D mechanism of injury. When arriving on the scene of a suspected trauma, you will be looking for the mechanism of injury (MOI). Mechanism of injury refers to how the patient was injured. It includes the strength, direction, and nature of the forces that caused the injury. The mechanism of injury is the basis for your subsequent index of suspicion. The nature of illness is determined when you have a patient suffering from an illness. Index of injury is a fictitious descriptor.
Dispatch information A. is always accurate. B. seldom indicates the need for assistance from other agencies. C. is often unreliable for scene preparation. D. should be used to prepare for the scene.
D should be used to prepare for the scene. Dispatch information should be used to prepare for the scene, but remain alert to the possibility of different circumstances upon your arrival.
An example of an environmental factor that must be considered to manage a scene effectively and not sustain a personal injury is: A. the absence of a working flashlight on the ambulance. B. a group of bystanders behind a police security line watching the events unfold. C. a spill from a tanker truck in another section of town. D. unstable surfaces or slopes.

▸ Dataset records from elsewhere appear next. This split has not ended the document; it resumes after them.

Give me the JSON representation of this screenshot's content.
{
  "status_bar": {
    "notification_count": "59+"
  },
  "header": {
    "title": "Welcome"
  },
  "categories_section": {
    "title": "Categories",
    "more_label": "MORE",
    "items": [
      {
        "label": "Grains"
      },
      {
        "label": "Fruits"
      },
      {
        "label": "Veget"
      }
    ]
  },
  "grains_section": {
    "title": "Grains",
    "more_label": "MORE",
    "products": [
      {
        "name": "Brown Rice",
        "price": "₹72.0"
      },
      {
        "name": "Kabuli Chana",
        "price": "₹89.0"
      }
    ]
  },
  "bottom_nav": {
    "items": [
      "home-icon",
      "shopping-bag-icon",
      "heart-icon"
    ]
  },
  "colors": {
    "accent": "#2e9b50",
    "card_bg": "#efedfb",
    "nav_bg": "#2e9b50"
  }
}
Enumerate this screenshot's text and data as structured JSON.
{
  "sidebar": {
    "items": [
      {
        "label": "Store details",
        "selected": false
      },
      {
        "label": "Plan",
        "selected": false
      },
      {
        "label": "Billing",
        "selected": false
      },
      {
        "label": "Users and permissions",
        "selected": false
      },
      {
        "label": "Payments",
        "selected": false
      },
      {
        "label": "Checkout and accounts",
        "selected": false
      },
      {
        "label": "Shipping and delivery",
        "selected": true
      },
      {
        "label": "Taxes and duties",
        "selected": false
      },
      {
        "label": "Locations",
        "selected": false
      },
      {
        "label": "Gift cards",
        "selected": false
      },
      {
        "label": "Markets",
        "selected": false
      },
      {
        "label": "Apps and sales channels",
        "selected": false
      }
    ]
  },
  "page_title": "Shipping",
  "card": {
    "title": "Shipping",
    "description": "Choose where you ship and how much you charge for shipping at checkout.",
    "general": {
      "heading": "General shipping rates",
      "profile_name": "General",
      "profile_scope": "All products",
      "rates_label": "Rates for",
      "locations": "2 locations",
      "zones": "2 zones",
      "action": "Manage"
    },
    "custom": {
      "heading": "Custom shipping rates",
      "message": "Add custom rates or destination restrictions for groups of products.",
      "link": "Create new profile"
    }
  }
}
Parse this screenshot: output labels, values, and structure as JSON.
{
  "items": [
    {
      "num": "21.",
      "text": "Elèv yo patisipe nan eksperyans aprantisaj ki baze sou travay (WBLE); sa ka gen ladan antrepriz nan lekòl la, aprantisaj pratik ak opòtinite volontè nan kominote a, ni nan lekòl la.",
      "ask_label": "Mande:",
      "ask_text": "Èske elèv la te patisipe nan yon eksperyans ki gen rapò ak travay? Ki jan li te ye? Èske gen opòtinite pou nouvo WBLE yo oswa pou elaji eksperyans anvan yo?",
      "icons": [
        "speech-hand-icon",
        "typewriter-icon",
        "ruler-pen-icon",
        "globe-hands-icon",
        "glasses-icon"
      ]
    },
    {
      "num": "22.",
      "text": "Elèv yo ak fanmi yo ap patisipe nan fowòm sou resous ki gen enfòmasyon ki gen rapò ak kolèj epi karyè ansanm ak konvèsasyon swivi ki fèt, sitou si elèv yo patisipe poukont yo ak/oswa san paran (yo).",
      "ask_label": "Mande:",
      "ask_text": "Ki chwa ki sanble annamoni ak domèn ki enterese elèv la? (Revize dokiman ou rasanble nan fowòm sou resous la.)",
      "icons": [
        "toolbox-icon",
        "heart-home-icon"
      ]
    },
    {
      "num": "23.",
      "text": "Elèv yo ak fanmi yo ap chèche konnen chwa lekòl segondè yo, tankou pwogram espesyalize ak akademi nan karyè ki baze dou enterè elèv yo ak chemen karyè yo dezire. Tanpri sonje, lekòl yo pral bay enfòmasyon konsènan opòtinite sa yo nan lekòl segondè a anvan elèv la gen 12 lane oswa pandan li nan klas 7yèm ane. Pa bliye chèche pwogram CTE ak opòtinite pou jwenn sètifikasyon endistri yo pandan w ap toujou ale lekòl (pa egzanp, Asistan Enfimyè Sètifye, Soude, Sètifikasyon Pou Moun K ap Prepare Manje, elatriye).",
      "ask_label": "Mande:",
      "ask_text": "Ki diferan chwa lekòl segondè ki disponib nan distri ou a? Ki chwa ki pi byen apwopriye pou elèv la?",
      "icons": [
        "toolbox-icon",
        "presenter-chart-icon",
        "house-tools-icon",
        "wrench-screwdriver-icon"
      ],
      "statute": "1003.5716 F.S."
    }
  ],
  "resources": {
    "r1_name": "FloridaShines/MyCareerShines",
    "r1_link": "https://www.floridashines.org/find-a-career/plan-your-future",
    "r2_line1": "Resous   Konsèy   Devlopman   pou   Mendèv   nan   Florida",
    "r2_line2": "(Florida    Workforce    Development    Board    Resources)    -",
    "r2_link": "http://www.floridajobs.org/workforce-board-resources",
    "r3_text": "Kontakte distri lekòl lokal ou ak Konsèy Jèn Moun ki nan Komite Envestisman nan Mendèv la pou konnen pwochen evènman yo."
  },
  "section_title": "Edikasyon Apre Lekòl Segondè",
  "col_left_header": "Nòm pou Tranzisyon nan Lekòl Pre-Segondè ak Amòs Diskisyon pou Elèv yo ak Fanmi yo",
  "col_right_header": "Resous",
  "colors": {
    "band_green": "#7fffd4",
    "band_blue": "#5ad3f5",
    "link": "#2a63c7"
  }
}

D unstable surfaces or slopes Environmental factors are those that pertain to the terrain, temperature, or weather while on a scene. If the EMTs find that the ground or surface on which they must walk unstable or excessively sloped, special rescue skills may be used to access, treat, and extricate the patient. A group of bystanders remaining behind the line established by police is of less concern, nor would a spill in another section of town be of immediate concern. If a flashlight is not working, it is a problem only if there are no other sources of light. However, there is likely another flashlight on the ambulance or in the possession of another emergency provider.